The Master Ultra Thin Kingsman Knife watch
The Master Ultra Thin Kingsman Knife watch

Nevertheless, she believes the industry must find a way for the virtual and physical to coexist. Citi analyst Thomas Chauvet sees the trend moving towards virtual fairs, especially for new product launches. “It will be time- and cost-effective for both the brands and trade buyers, and more environmentally friendly,” he says. “It will also lead to more flexibility in timing the product launches and to greater integration between online events, ecommerce and social media communication.”

Ms Rénier speaks a lot about community, “of exchanging, discussing and discovering”, and she has been notably committed to making the brand — and the rarefied world of haute horlogerie — more accessible. This year she launched Atelier d’Antoine (named after the maison’s founder Antoine LeCoultre) — a “discovery workshop” at its factory in Switzerland’s Vallée de Joux — where clients can sit down with experts to learn, say, the mechanics behind a watch’s ticking sound, or have a go at perfecting the pitch of a minute repeater, one of watchmaking’s most sophisticated movements.

While it has offered factory tours in the past, Ms Rénier wants the watchmaker to be even “more open and really welcoming more people, to share our knowhow”, she says. “It’s really this idea of sharing and explaining.”

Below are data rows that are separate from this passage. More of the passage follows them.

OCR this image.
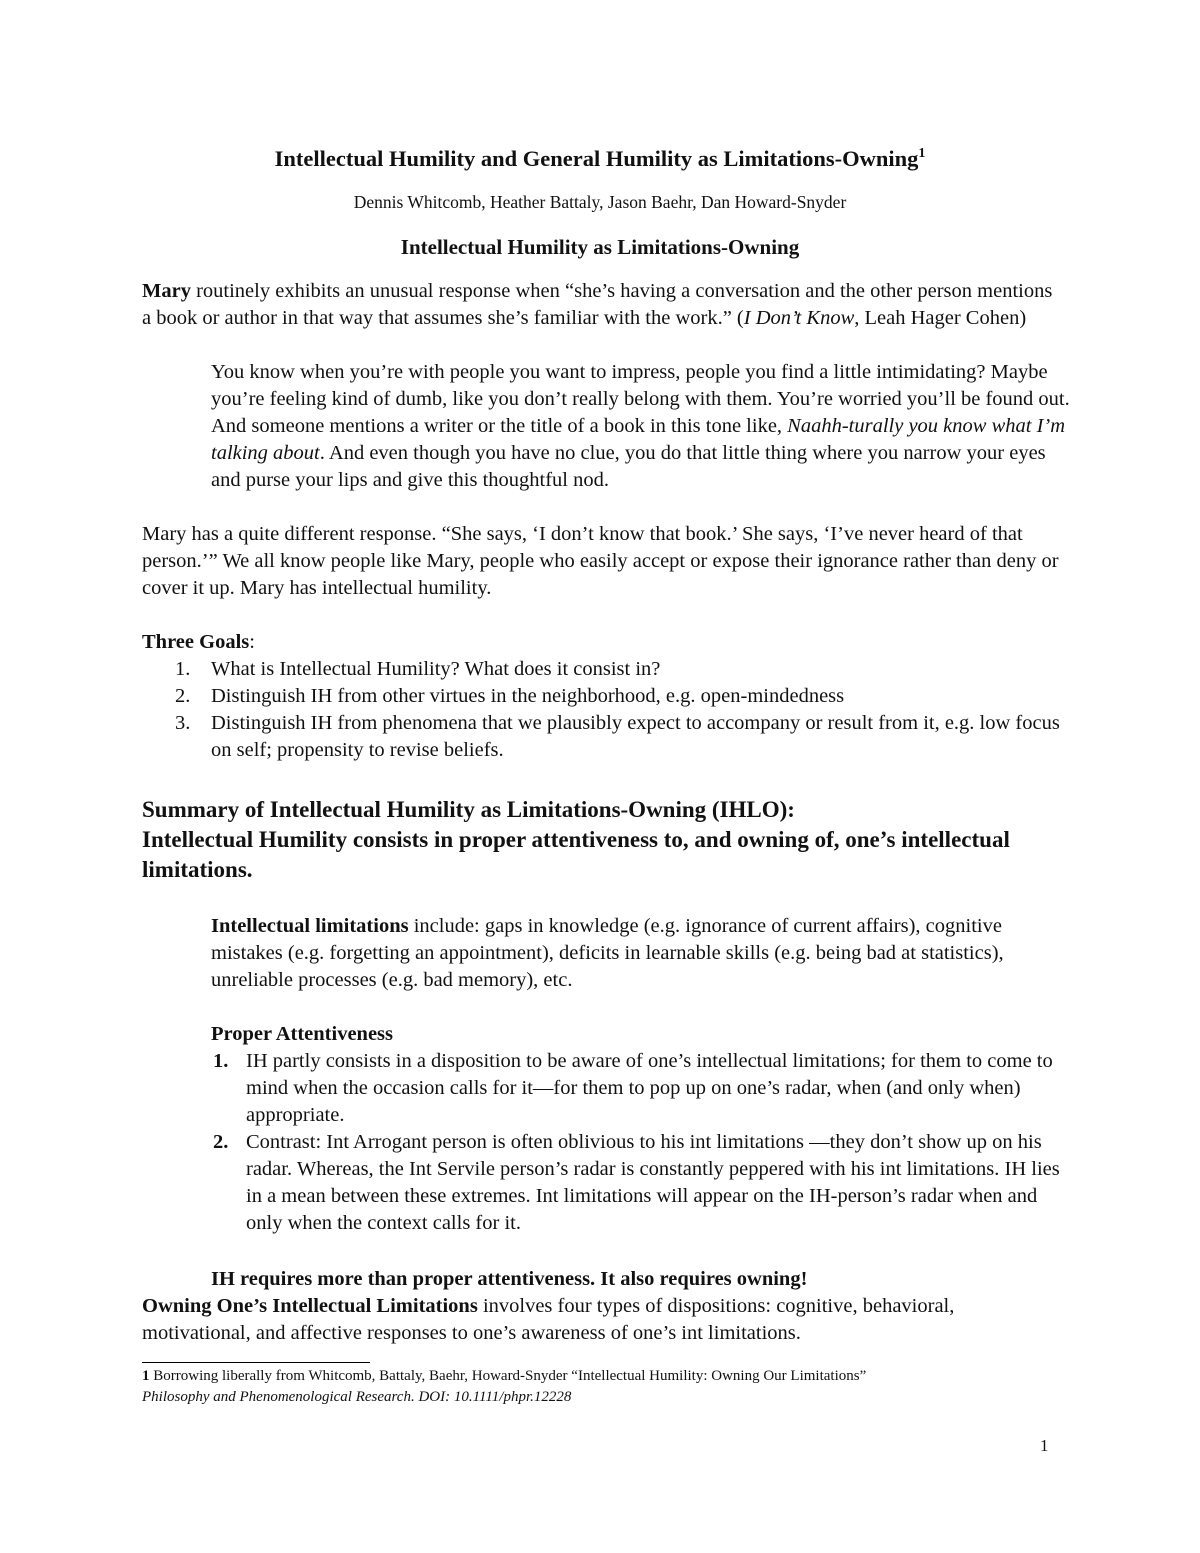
Intellectual Humility and General Humility as Limitations-Owning$^1$
Dennis Whitcomb, Heather Battaly, Jason Baehr, Dan Howard-Snyder
Intellectual Humility as Limitations-Owning
Mary routinely exhibits an unusual response when “she’s having a conversation and the other person mentions a book or author in that way that assumes she’s familiar with the work.” (I Don’t Know, Leah Hager Cohen)
You know when you’re with people you want to impress, people you find a little intimidating? Maybe you’re feeling kind of dumb, like you don’t really belong with them. You’re worried you’ll be found out. And someone mentions a writer or the title of a book in this tone like, Naahh-turally you know what I’m talking about. And even though you have no clue, you do that little thing where you narrow your eyes and purse your lips and give this thoughtful nod.
Mary has a quite different response. “She says, ‘I don’t know that book.’ She says, ‘I’ve never heard of that person.’” We all know people like Mary, people who easily accept or expose their ignorance rather than deny or cover it up. Mary has intellectual humility.
Three Goals:
1. What is Intellectual Humility? What does it consist in?
2. Distinguish IH from other virtues in the neighborhood, e.g. open-mindedness
3. Distinguish IH from phenomena that we plausibly expect to accompany or result from it, e.g. low focus on self; propensity to revise beliefs.
Summary of Intellectual Humility as Limitations-Owning (IHLO):
Intellectual Humility consists in proper attentiveness to, and owning of, one’s intellectual limitations.
Intellectual limitations include: gaps in knowledge (e.g. ignorance of current affairs), cognitive mistakes (e.g. forgetting an appointment), deficits in learnable skills (e.g. being bad at statistics), unreliable processes (e.g. bad memory), etc.
Proper Attentiveness
1. IH partly consists in a disposition to be aware of one’s intellectual limitations; for them to come to mind when the occasion calls for it—for them to pop up on one’s radar, when (and only when) appropriate.
2. Contrast: Int Arrogant person is often oblivious to his int limitations —they don’t show up on his radar. Whereas, the Int Servile person’s radar is constantly peppered with his int limitations. IH lies in a mean between these extremes. Int limitations will appear on the IH-person’s radar when and only when the context calls for it.
IH requires more than proper attentiveness. It also requires owning!
Owning One’s Intellectual Limitations involves four types of dispositions: cognitive, behavioral, motivational, and affective responses to one’s awareness of one’s int limitations.
1 Borrowing liberally from Whitcomb, Battaly, Baehr, Howard-Snyder “Intellectual Humility: Owning Our Limitations”
Philosophy and Phenomenological Research. DOI: 10.1111/phpr.12228
1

That notion of inclusiveness should no doubt chime with the next generation of millennial watch buyers. For a 187-year-old house, the messaging has not changed much. “When [the younger generation] look at watchmaking, like anyone else they will respect expertise, heritage, technical knowhow and style,” says Ms Rénier, so the emphasis turns to visibility and relevance.

Cue its new Master Ultra Thin Knife watch, linked to the upcoming film The King’s Man, the third instalment in the Kingsman series (for which watchmakers Bremont and Tag Heuer previously had provided models). Director Matthew Vaughn approached Jaeger-LeCoultre, says Ms Rénier, as it was seeking a “timeless” watch brand that could transcend generations and go with the film’s early-20th-century setting. The result was a 40mm pink gold watch (priced at £26,900) that resembled the ultra-thin Couteau pocket watch from 1907. “It was a nice capsule collection with a strong, meaningful storyline,” says Ms Rénier of the collaboration “and another way to show the creativity of the maison”.

More recently, it has created a video social media campaign for its Polaris Mariner Memovox diving watch, featuring the actor Benedict Cumberbatch. The watch stems from the original Memovox Deep Sea, from 1959, the first diving watch with an audible alarm for resurfacing. The latest version combines the same functionality with a modern but elegant sporting look. “When you succeed to merge the two, you’re able to talk to any generation,” says Ms Rénier. “That’s our goal.”